In a recent exclusive interview, J.H. Shyu of Taiwan’s Episil shared some fascinating insights. Turns out, NVIDIA’s new 800V architecture for AI servers is creating huge demand for SiC-based power devices. Compared to EVs, where SiC adoption has been more gradual, AI data centers need far better power efficiency—at scale and fast. SiC’s high-voltage, high-frequency strengths are now in the spotlight.

This is already starting to reshape the global SiC ecosystem. Taiwan’s foundries, who were previously cautious about SiC, are now ramping up. U.S. fabless players are also looking to diversify away from China-linked supply and are finding new Taiwanese partners.

There’s also buzz that Wolfspeed’s assets might get snapped up soon—possibly by U.S. or Taiwanese buyers—as the AI-driven SiC market heats up.

If you follow power semis and SiC (like many here on SemiWiki), this article is definitely worth a read. The AI boom is clearly becoming a new driver for SiC demand, and it’s happening faster than a lot of folks expected.

Full story here: https://cwnewsroom.substack.com/p/exclusive-episils-wolfspeeds-navitas-nvidia-sic
 
The AI boom is clearly becoming a new driver for SiC demand

No it doesn't, comparatively to the applications where SiCs physical advantages make it the only alternative to silicon, IT SMPS is still very tiny.

The data from Yolo Development is grossly incorrect.
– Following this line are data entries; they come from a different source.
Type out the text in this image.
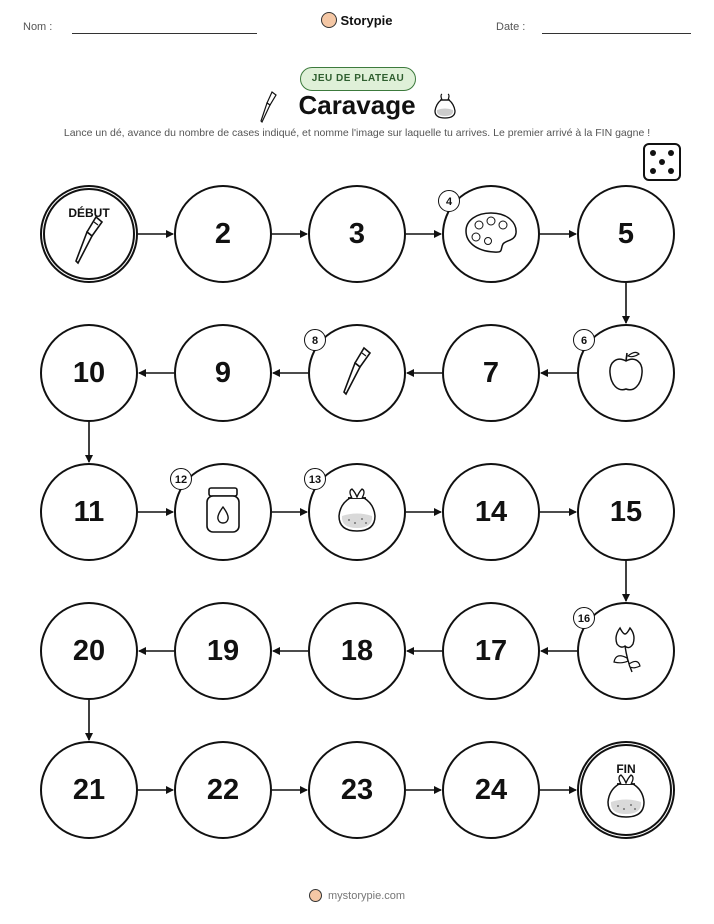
Nom :	Storypie	Date :
JEU DE PLATEAU
Caravage
Lance un dé, avance du nombre de cases indiqué, et nomme l'image sur laquelle tu arrives. Le premier arrivé à la FIN gagne !
DÉBUT
2	3
4
5
6
7
8
9
10
11
12	13
14	15
16
17
18
19
20
21	22	23	24
FIN
mystorypie.com
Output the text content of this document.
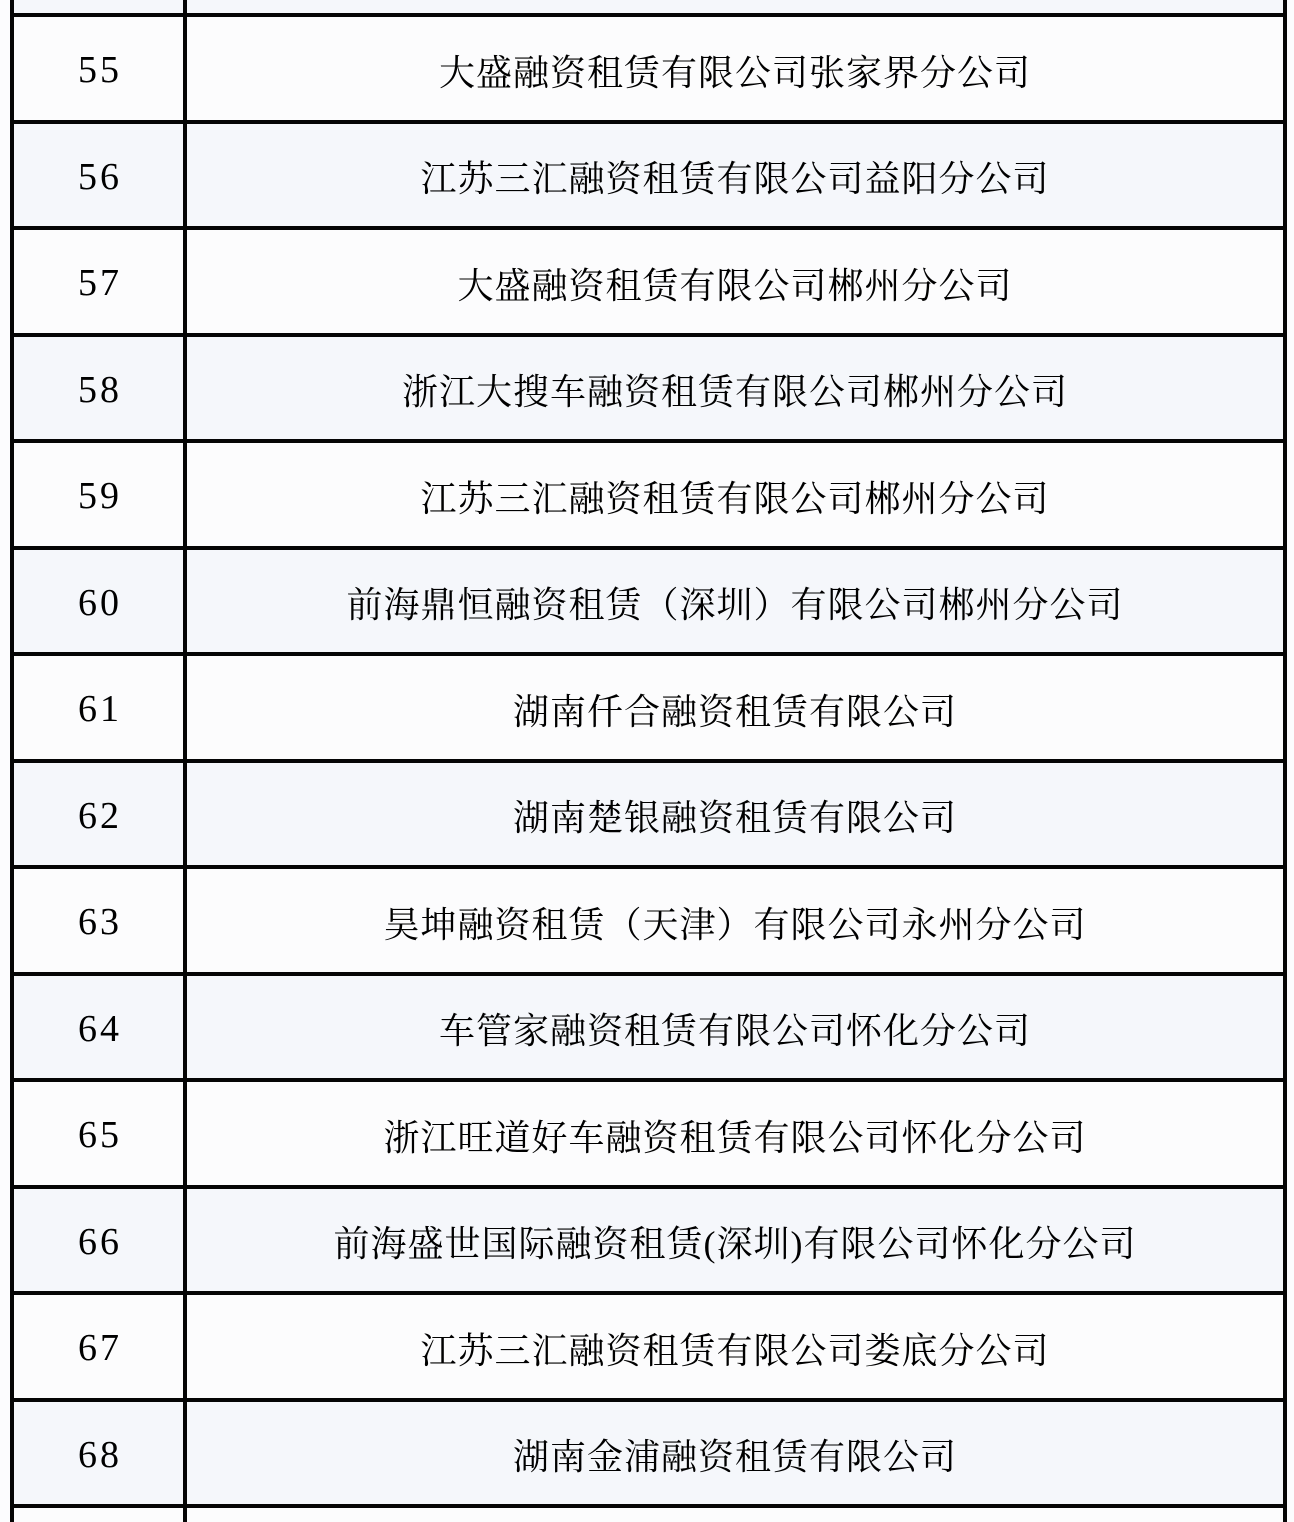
55	大盛融资租赁有限公司张家界分公司
56	江苏三汇融资租赁有限公司益阳分公司
57	大盛融资租赁有限公司郴州分公司
58	浙江大搜车融资租赁有限公司郴州分公司
59	江苏三汇融资租赁有限公司郴州分公司
60	前海鼎恒融资租赁（深圳）有限公司郴州分公司
61	湖南仟合融资租赁有限公司
62	湖南楚银融资租赁有限公司
63	昊坤融资租赁（天津）有限公司永州分公司
64	车管家融资租赁有限公司怀化分公司
65	浙江旺道好车融资租赁有限公司怀化分公司
66	前海盛世国际融资租赁(深圳)有限公司怀化分公司
67	江苏三汇融资租赁有限公司娄底分公司
68	湖南金浦融资租赁有限公司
The grid, and solar, and large motor drives still eat more wafers than IT, and automotive combined, because SiC advantage there for 1200V+ voltages is insurmountable.

The natural opponent of SiC in automotive is high end silicon switches which don't need to beat SiC voltage tolerance there (only 600V-1000V needed)

Mainland China is the biggest electric car market, bigger than the rest of the world combined, and they mostly go for SiC only on flagship models, and they came to the point where a high-end Si IGBT is now closing on SiC in efficiency in mid-range.
 
This was an interesting read. I like the approach to reporting Tech Taiwan takes.

My take is that it's been a long time since the semiconductor industry had a player like China, with no profit sensitivity, with the only goal market share. Highly leveraged semiconductor companies, like Wolfspeed, will always be the victims in this environment. It's a lesson, but I don't think the lesson is being absorbed.

The article makes reference to TSMC historical success investing in downturns, at the time that IDMs pull back, as an analogy for the SiC current market condition. That's a bit of a naive assessment. As can be seen by Wolfspeed bankruptcy, taking on risk isn't enough; you need to be able to withstand years of low prices too.